Geneviève: Eu não sei como funciona o Direito no Brasil. O fato é que hoje as investigações estão nas mãos do procurador do Rio de Janeiro. A família de Marielle Franco e a de seu chauffeur pede justamente que as investigações não sejam federalizadas, que fique no estado do Rio de Janeiro por diferentes razões.
Primeiro, porque elas começaram no Rio, o processo está lá e todos os elementos estão lá. Eles temem que numa federalização do processo, tudo volte à estaca zero. Elementos poderiam desaparecer. E nós sabemos como foi difícil colhê-los. Terceiro ponto: a família e os advogados precisam saber como as investigações estão transcorrendo e no nível federal isso se tornaria muito mais opaco.

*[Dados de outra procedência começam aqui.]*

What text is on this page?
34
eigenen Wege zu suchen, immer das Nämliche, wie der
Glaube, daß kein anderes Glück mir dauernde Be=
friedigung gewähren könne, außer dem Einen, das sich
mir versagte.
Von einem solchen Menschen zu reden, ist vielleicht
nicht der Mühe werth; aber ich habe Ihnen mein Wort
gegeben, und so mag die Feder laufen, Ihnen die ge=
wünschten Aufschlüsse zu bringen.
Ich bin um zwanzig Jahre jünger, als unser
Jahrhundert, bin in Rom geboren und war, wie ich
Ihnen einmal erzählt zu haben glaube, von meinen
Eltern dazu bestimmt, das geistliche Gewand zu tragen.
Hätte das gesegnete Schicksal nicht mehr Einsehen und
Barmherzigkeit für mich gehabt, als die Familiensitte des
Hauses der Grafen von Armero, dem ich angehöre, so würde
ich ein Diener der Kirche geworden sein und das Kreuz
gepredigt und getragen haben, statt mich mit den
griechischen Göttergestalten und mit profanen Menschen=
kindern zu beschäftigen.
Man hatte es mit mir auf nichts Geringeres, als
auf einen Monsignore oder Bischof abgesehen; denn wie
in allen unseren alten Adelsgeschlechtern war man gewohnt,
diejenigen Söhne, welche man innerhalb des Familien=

DCM: A senhora teria outras considerações a fazer?
Geneviève: Apenas que desde o início sabemos que foi premeditado, pelo tipo de arma, o tipo de munição utilizada, a sabotagem das investigações. Essas investigações são emblemáticas, visto a quantidade de pessoas que se sentem ameaçadas por suas opiniões, de suas divergências, com o poder atual.
É importante que a nível internacional, e é o que nós estamos fazendo na Anistia Internacional, continuar a mobilização para elucidar toda a verdade sobre esse assassinato, para que não apenas os que executaram o crime mas também os que o encomendaram sejam julgados pela justiça.